中心星に落下する運命の系外惑星

【2009年9月1日 University of St Andrews

イギリスの系外惑星観測チームWASPが、恒星にとても近く、やがて中心星に向かって落ち込む運命にある系外惑星を発見した。


中心星WASP-18と惑星WASP-18bの想像図

中心星WASP-18と惑星WASP-18bの想像図。クリックで拡大(提供:University of St Andrewsのリリースページの動画から切り出した静止画)

地球から1,000光年離れた恒星のまわりに、質量が木星の10倍ほどのガス惑星WASP-18bが発見された。WASP-18bの軌道は中心星にとても近く、英・セント・アンドリューズ大学の研究者によると、早ければ約50万年で惑星は中心星に向かって落下してしまうと計算されている。

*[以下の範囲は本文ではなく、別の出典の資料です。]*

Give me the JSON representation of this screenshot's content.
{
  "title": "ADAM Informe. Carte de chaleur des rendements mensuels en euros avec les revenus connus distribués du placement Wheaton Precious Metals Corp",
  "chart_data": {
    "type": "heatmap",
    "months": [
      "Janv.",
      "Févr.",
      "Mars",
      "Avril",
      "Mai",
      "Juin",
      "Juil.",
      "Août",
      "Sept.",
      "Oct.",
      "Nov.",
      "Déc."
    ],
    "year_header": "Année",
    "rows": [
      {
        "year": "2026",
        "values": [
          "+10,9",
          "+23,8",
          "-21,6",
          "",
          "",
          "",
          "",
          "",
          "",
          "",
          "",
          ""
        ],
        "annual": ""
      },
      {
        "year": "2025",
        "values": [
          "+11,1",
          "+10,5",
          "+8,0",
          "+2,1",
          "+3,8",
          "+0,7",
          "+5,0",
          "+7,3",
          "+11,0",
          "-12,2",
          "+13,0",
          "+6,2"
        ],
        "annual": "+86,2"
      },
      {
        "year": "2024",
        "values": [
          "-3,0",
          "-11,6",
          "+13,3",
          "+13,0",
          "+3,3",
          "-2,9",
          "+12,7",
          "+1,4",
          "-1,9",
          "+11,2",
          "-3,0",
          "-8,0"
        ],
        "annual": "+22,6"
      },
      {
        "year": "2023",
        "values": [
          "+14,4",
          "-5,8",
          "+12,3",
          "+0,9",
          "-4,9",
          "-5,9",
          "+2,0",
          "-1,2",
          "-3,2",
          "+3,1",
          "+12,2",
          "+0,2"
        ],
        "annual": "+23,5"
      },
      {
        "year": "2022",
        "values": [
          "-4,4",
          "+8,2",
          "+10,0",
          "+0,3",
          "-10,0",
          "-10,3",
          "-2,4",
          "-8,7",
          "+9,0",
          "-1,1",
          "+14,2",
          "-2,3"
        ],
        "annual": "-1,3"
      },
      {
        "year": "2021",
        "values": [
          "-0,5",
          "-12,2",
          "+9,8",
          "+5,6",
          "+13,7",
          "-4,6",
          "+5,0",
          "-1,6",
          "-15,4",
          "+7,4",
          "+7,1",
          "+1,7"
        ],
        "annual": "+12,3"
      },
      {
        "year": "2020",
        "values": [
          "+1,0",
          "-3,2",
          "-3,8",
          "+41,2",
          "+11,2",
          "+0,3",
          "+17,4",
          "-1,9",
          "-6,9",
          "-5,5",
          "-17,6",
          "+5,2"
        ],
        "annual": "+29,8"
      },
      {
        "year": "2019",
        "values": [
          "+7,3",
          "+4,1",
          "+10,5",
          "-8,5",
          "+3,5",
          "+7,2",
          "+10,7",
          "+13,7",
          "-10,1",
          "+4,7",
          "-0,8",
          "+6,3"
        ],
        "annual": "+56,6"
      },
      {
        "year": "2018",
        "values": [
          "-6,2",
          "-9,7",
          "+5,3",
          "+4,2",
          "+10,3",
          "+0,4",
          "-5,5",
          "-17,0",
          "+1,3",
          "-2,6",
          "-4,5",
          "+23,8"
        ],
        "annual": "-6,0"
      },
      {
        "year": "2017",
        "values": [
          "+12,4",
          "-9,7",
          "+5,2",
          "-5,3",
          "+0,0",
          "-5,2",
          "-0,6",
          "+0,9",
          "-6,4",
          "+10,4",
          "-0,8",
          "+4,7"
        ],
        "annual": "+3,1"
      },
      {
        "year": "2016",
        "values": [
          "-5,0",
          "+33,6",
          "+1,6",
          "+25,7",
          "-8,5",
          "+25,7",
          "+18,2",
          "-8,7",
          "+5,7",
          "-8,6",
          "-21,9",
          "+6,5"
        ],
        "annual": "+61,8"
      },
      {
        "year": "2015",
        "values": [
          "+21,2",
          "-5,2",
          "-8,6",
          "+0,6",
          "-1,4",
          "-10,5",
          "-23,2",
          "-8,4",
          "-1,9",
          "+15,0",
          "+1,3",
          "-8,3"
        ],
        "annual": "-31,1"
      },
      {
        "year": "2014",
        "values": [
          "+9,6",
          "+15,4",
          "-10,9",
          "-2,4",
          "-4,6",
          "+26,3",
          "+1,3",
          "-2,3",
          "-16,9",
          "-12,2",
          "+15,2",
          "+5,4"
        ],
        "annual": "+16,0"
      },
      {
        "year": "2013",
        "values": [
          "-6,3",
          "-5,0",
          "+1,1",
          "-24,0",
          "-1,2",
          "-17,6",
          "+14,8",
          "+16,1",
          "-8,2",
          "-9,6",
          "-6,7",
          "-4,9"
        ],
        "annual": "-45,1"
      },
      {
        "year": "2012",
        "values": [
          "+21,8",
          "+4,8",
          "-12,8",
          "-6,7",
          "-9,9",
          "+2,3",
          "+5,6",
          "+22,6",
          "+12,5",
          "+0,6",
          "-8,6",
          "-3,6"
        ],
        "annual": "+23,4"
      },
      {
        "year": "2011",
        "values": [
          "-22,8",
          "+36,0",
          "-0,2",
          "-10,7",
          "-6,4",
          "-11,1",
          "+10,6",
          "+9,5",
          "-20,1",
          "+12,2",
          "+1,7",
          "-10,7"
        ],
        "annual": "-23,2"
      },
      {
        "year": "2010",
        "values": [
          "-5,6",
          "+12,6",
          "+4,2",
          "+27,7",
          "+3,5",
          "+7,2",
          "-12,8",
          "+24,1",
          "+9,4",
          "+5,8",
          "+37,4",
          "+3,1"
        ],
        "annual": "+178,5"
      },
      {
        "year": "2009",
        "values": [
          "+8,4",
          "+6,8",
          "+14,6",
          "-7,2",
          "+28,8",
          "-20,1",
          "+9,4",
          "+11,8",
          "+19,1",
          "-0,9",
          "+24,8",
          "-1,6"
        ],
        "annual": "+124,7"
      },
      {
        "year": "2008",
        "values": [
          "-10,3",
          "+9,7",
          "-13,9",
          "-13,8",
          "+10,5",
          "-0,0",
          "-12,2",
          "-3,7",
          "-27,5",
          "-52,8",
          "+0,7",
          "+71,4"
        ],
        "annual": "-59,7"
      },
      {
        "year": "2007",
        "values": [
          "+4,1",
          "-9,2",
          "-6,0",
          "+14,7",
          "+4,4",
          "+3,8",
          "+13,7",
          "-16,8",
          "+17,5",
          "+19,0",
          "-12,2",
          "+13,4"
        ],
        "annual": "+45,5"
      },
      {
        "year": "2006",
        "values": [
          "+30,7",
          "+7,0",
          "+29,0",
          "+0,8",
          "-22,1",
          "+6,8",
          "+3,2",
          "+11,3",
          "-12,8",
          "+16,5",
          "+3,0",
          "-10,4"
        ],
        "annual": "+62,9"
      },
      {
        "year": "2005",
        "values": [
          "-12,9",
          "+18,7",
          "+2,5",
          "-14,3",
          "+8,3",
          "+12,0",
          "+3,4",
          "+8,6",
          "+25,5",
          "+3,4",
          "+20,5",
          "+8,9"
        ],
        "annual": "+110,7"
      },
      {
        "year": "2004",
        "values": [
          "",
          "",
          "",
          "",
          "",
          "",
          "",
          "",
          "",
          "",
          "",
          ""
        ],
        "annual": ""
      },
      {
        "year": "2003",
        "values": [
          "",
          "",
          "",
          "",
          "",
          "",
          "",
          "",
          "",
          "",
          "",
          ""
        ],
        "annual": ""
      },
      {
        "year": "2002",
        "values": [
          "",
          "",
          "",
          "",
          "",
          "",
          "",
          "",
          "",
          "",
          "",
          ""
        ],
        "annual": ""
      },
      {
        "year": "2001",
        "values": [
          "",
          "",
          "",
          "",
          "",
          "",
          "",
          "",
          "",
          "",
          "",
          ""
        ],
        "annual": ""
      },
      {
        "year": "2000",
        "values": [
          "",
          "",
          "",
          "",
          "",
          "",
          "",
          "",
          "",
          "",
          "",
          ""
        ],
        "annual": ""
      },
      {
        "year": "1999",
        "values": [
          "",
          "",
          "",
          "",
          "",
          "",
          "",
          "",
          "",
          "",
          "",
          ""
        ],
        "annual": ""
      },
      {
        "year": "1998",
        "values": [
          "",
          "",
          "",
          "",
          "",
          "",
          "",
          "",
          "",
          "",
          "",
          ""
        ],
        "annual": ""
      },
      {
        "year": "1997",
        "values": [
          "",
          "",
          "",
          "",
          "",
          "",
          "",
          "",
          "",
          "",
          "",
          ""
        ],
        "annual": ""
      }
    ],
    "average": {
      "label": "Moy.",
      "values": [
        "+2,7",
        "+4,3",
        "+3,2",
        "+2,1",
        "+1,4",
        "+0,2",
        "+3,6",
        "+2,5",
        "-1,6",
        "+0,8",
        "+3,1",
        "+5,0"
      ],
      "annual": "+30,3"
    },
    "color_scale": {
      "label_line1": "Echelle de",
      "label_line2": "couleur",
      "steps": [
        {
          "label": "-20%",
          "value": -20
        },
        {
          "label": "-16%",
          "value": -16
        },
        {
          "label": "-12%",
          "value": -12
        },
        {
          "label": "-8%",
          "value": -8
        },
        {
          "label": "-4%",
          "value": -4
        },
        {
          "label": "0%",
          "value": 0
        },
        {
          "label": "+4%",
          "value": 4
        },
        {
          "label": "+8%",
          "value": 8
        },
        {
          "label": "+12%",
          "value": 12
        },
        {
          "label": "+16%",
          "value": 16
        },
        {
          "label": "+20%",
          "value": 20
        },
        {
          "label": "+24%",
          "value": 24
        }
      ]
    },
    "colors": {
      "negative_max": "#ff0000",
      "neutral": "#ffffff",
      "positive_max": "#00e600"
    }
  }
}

地球と月の場合、月の公転速度は地球の自転速度よりかなり遅い。そのため、月が地球の回転エネルギーをもらい、地球の自転速度は除々に遅くなり、月はやがて地球から離れていく。WASP-18bと中心星の場合、惑星の公転速度は中心星の自転速度に比べて速いために、中心星に速度を奪われ、結果として惑星は中心星に向かって落下するというのである。

セント・アンドリューズ大学のAndrew Collier Cameron教授は、「惑星があとどのくらい生き残れるかはまだわかりません。50万年くらいか、あるいは5億年かもしれません。しかし、落ち込みが早ければ、今後5年から10年の間に惑星の軌道が縮小していくようすを観測できるかもしれません」と話している。